Professor Patrick Lau Sau-shing, the lawmaker representing architects, planners and surveyors, said the government had a duty to restore the bridge. 'After all, a Qing stone bridge is not supposed to carry trucks. It should become vehicle-free as soon as possible.'

Lee has asked the Yuen Long district office to build a new bridge, but it turned him down because of the expense and technical difficulties of transplanting trees and building a retaining wall, he said.

In 2002 he managed to stop the demolition of the old bridge. The Yuen Long office and some villagers were proposing to replace it with a wider structure that could support vehicles, including trucks, but Lee prevented that by complaining to the Antiquities and Monuments Office,(AMO), which called for the bridge's preservation.
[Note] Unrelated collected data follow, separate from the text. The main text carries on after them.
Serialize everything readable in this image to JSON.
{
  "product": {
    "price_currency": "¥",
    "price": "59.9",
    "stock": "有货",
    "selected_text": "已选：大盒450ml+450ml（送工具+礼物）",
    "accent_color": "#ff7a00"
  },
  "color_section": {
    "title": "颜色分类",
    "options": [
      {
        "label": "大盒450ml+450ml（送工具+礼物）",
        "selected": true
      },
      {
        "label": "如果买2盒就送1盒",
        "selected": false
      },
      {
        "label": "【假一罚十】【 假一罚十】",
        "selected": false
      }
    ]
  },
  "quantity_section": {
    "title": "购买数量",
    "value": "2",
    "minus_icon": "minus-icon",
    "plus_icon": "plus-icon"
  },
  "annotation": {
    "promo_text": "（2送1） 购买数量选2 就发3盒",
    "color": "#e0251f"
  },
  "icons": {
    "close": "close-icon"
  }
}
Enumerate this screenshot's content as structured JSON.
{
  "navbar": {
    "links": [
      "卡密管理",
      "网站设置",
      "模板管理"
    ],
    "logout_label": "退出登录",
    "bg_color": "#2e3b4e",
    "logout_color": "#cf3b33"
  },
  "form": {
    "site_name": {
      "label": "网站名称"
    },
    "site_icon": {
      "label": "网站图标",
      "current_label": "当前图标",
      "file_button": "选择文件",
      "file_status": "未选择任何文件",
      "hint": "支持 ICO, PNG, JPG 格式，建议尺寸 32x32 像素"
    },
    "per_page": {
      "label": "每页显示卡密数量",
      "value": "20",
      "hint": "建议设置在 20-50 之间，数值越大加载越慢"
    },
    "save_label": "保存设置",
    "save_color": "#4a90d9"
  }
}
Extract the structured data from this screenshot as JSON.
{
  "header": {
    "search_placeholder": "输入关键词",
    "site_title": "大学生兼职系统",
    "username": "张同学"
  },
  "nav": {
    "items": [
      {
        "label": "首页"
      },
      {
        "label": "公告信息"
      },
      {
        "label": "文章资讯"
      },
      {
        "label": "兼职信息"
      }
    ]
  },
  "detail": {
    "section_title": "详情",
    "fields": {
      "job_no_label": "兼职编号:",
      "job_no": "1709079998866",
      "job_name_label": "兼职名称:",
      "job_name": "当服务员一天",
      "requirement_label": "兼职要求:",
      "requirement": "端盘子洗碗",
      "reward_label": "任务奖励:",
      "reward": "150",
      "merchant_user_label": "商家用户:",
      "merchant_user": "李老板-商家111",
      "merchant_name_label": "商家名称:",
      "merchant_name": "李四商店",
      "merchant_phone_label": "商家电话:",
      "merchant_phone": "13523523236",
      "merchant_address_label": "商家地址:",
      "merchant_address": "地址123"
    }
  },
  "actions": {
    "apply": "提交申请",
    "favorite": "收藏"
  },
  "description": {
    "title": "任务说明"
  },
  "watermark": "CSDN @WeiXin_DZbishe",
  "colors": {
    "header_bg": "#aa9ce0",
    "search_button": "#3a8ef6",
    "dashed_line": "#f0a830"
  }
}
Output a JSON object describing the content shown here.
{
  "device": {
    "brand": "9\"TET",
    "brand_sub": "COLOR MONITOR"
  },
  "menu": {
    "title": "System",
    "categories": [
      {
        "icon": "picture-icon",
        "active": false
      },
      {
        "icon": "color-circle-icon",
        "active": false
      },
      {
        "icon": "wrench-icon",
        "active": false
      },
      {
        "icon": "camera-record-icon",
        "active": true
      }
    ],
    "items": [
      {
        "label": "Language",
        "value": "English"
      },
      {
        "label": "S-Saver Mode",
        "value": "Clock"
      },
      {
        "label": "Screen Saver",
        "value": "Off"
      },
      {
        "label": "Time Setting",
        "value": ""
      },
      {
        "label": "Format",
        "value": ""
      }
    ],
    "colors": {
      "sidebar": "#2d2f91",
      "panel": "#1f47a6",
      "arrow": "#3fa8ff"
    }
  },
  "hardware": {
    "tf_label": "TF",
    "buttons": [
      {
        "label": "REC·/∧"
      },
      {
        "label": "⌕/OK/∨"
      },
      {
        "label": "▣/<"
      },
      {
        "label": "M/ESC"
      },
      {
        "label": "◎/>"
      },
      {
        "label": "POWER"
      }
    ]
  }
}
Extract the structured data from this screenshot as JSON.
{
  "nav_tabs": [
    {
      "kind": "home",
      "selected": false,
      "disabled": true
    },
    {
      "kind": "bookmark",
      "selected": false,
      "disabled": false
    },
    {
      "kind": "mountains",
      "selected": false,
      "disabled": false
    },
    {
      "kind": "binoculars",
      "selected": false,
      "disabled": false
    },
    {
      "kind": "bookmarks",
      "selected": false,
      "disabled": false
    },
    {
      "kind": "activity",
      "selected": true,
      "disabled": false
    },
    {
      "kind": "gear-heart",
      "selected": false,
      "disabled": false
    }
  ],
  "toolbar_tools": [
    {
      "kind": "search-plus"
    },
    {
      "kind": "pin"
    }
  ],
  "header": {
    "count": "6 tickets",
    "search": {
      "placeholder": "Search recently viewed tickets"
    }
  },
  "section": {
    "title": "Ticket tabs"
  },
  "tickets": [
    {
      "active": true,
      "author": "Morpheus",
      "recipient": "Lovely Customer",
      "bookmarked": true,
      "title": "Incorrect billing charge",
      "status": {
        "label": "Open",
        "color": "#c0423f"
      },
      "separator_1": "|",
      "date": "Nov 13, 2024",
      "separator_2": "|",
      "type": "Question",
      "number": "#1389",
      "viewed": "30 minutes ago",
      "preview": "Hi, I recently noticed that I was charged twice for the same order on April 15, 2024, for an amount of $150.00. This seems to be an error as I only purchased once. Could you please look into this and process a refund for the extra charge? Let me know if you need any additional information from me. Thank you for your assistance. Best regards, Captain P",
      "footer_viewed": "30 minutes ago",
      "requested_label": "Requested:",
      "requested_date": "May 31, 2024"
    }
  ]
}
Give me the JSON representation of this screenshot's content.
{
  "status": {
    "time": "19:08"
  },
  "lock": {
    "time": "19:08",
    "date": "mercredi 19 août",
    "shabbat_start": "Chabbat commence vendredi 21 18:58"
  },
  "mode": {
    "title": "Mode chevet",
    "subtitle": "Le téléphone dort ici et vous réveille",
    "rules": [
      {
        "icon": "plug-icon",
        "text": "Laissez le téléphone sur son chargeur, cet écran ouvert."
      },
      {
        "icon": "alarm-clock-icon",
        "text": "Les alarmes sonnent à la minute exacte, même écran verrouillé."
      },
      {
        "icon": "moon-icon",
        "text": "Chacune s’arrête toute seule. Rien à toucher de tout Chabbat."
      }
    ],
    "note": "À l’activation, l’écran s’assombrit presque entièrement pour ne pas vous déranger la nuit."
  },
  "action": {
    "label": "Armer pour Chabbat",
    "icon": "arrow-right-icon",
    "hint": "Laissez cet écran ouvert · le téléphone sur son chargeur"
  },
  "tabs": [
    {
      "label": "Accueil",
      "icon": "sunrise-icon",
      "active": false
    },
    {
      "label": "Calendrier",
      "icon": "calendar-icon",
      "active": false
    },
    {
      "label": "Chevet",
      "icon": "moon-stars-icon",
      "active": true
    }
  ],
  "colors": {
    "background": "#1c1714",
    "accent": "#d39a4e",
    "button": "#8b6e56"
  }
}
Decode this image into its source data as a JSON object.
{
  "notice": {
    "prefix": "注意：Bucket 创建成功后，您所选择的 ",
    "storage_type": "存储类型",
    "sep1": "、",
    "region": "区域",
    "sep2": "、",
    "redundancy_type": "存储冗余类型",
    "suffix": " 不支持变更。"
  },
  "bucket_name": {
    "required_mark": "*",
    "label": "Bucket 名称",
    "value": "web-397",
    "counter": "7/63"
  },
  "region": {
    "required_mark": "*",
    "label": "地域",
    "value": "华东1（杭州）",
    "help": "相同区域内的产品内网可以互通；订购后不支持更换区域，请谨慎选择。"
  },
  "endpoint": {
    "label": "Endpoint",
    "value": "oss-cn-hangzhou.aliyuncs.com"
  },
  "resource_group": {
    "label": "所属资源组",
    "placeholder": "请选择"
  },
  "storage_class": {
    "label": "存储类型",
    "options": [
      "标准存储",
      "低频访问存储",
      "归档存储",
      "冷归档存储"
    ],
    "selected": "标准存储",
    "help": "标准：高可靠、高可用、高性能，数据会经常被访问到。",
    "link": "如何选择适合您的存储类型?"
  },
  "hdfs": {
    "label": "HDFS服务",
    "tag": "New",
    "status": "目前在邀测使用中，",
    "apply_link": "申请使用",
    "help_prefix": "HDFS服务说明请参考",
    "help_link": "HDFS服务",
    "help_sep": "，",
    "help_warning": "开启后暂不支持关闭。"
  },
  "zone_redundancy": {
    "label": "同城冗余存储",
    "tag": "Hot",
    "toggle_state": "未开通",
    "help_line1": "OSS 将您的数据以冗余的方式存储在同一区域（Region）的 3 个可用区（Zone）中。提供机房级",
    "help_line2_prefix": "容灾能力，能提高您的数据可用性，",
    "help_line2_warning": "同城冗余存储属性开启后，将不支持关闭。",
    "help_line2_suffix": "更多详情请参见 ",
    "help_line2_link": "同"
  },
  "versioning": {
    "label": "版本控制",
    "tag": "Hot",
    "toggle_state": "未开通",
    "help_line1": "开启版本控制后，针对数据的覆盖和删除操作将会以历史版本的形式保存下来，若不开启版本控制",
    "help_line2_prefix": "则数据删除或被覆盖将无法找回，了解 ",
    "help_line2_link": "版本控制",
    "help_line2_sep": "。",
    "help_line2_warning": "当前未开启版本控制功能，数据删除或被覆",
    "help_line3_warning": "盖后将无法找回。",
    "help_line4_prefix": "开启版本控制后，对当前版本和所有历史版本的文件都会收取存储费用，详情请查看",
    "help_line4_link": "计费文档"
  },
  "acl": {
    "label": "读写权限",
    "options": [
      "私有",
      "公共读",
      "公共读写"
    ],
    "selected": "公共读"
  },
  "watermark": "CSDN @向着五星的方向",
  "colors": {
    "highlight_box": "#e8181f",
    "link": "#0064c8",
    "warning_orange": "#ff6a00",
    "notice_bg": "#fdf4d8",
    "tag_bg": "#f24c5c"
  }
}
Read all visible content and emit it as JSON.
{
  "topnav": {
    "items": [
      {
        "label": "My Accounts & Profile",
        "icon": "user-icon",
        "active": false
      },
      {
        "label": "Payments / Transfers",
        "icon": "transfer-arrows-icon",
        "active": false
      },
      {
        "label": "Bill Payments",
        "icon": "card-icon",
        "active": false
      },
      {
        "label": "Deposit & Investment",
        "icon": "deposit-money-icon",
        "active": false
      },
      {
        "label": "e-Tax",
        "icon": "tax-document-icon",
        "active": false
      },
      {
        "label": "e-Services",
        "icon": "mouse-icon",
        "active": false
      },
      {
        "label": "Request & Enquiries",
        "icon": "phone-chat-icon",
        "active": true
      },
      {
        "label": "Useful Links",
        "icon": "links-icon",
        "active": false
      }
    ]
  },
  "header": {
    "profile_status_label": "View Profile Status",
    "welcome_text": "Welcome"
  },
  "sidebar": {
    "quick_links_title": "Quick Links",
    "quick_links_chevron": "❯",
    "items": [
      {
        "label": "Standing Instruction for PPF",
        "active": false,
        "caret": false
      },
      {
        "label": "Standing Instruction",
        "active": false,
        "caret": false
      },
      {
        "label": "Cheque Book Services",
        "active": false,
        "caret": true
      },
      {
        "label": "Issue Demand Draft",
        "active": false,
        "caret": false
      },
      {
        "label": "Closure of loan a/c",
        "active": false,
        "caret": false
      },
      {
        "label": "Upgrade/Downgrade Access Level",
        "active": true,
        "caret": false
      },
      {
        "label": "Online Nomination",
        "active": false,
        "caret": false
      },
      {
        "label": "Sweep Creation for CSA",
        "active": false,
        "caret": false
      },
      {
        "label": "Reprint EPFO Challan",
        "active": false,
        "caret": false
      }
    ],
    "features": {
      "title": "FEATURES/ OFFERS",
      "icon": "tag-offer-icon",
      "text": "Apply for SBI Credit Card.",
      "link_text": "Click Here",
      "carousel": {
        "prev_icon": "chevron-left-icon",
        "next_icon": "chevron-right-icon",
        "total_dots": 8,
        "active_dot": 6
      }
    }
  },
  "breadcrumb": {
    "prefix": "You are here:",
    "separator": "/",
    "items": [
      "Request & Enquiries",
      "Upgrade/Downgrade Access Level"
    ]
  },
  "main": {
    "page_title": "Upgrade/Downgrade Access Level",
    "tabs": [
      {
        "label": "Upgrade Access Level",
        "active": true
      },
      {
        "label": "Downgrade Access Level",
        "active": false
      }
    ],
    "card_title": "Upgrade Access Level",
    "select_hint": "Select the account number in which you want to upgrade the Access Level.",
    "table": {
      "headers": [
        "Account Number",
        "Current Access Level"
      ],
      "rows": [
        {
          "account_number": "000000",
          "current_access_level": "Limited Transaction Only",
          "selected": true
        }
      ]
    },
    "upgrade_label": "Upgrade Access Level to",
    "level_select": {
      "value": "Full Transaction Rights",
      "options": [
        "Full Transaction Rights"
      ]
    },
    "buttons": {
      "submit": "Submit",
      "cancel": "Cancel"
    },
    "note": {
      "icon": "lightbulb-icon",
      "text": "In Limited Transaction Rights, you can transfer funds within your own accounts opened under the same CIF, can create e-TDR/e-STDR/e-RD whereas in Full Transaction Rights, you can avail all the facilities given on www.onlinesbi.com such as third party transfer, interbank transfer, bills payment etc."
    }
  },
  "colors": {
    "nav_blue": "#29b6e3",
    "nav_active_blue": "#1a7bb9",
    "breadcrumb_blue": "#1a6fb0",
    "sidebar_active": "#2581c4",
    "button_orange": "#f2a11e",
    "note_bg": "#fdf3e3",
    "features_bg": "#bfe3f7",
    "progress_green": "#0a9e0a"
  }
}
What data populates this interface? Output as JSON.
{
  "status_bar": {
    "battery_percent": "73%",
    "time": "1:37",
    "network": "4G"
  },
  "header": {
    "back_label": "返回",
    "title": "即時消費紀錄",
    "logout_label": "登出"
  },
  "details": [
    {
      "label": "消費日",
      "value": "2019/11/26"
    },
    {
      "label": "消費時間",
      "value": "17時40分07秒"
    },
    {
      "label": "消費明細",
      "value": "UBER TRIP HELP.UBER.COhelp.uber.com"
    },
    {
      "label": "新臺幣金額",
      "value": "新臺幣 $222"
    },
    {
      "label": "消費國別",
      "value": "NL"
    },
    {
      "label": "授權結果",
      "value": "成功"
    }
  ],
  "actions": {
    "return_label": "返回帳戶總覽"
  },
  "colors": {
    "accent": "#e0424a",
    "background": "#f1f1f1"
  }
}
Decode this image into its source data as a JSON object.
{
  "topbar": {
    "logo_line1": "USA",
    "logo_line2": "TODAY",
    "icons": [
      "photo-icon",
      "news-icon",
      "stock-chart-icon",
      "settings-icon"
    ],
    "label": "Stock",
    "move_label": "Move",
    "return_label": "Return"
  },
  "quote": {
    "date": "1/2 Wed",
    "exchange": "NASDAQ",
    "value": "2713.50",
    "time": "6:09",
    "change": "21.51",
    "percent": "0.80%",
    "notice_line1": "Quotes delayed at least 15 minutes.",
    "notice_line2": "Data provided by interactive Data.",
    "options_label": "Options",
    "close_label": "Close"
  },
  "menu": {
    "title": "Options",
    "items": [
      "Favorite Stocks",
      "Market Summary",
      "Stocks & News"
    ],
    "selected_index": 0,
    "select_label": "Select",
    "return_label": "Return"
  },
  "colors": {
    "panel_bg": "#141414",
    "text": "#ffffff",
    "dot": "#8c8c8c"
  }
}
As a compromise, the district office, as an 'urgent improvement measure', added metal and concrete layers on top of the old bridge surface for vehicles.

But the AMO said the metal and concrete were 'unsympathetic interventions', and gave the bridge a grade-three historic rating - recognising it as one of Hong Kong's six remaining traditional Chinese bridges. Its design is technically sophisticated, with angular edges that divert and slow the water flow - a feature also found on the bridge in Kai Tak.

A Home Affairs Department spokeswoman was unable to explain the slow progress being made towards conservation since 2005, apart from noting there were different views among villagers. 'The Yuen Long district office would be happy to further discuss the matter with villagers concerned,' she said.

The Commissioner for Heritage's Office, under the Development Bureau, will not say whether the bridge will be restored, but says the metal and concrete layers are 'reversible for possible restoration in future'.